Becoming Lady

Disclaimed.


Prologue: What the Moon Saw

The night was Starless.

The shrill cry of an infant pierced through the fog-like density, shattering the mystical airs into tiny molecules of glittering drops unseen to the mortal eyes.

The crescent Moon hung pale and distressed in the midnight air, too feeble to move.

The Moon could only see so much death, before its veil of glow withered over the lands.

Beside the cooper-headed infant with shocking amethyst eyes stood a young Boy of no more than ten cool, dank summers.

(This was his tenth.)

He was composed for the strange situation that he was in.

What situation, the Stars asked behind the wispy clouds that drifted along the unlit horizon, what situation, for they could not see.

The Moon made no answer, frozen into numbness by the shock of sudden death that should not have happened.

"What do you intend to do with it?" The Boy asked.

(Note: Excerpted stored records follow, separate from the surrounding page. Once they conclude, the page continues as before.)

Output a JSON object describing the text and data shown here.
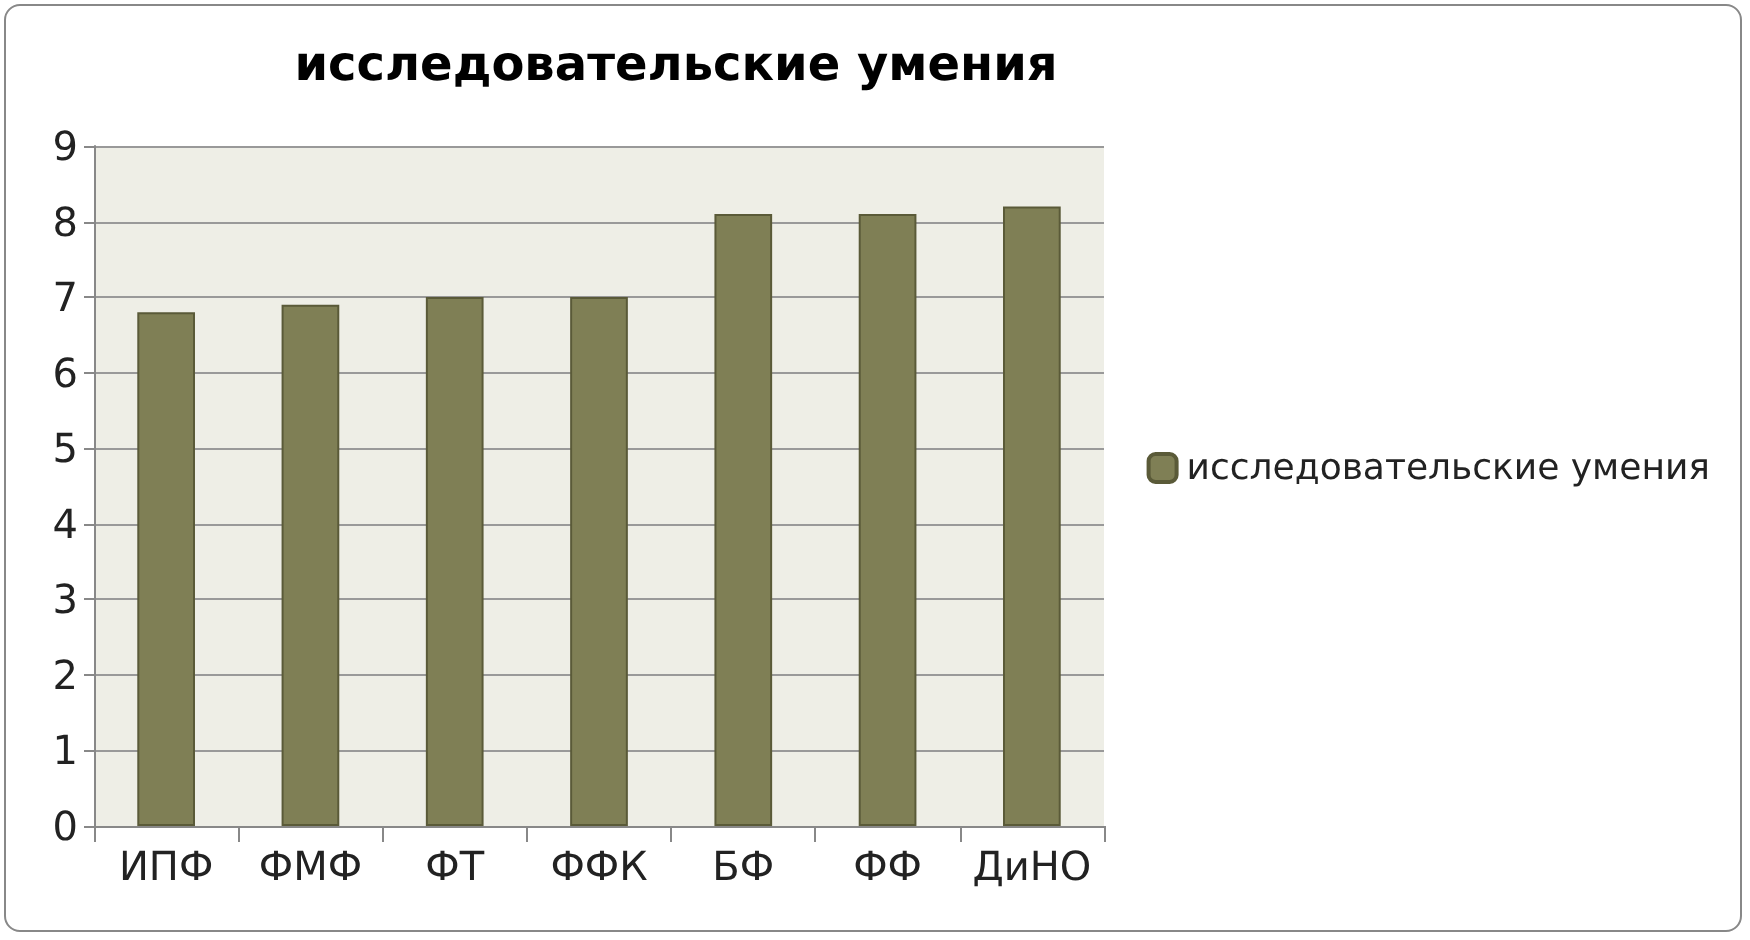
{
  "chart_data": {
    "type": "bar",
    "title": "исследовательские умения",
    "categories": [
      "ИПФ",
      "ФМФ",
      "ФТ",
      "ФФК",
      "БФ",
      "ФФ",
      "ДиНО"
    ],
    "series": [
      {
        "name": "исследовательские умения",
        "color": "#7f7f55",
        "values": [
          6.8,
          6.9,
          7,
          7,
          8.1,
          8.1,
          8.2
        ]
      }
    ],
    "ylim": [
      0,
      9
    ],
    "yticks": [
      0,
      1,
      2,
      3,
      4,
      5,
      6,
      7,
      8,
      9
    ],
    "grid": "y",
    "legend": "right"
  }
}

His words were like daggers in the cool, silent air.

(So were his eyes.)

The Wind ruffled his short brown hair, and the short spikes danced with the swift bitter movements of the air.

Here was a Boy who was used to the affections of the Wind.

There was also a Man too, in this scene, in the night.

The Man was much older, with an ugly scar on his face that looked like a deep gorge on his face in the dim moonlight, and his presence was symbolic, because he was old and the other was young; he was ugly and the other was a Boy and all Boys were beautiful; he was cruel and the Boy was still learning to be cruel.

"The girlie paid good money for this babe to never be found again, and we'll make sure of tha', won't we, Georgy," said the Old Man.

(He liked rhetorical questions: they made him feel clever, and being clever meant a lot of things in the world they lived in.)

"Right," the Boy replied casually—enough so that the Old Man would twitch and be annoyed and yet reveal his plans all the same.

It was a game that they played, and the Boy was winning, because he was patient.

(Patience was just one of his many virtues.)

"Ya don't got no bit of curiosity in ya, lad."

(How predicable; the game was getting boring, so perhaps he should choose a new game.)

"We'll have to lure the king what's-his-name of Maren to here," the Old Man went on, "Then we'd see how a childless king does with an orphan newborn."

(Perhaps cards.)

The Old Man cackled. "Who'd look for a lost heir to some land in Tortall in the prince of Maren?"

(Or mutiny.)

The Boy nodded dutifully, and did not point out that this babe was a girl, not the boy that the woman paid for them to kidnap.

(Knowing when to be silent was another one of his virtues.)

The kingdom of thieves was not a monarchy, and its Kings were elected by the people—and the people only elected the strong; there were many ways in which it was poetically just that this Old-Man-Old-King of the thieves could toy with the king of Maren, and probably the king of Tortall came in somewhere too.

The Boy was still young, and he had many journeys up-hill yet to take, one of the lessons being to pay attention to politics of the lesser kings.

(The lesser kings did not deserve capitalization.)

The Boy was still young, so he had his youth to grow into the New King.

(Surely by his multitude of virtues.)

A cloud covered the frail spark of the Moon, and then passed on quickly.

When the Moon recast her rays on the land, all that remained was a copper-headed babe and a no-longer-childless king.


Author's Note: There, I got all the [enter]s out of my system. The main body of the story will be in normal prose, after the prologue.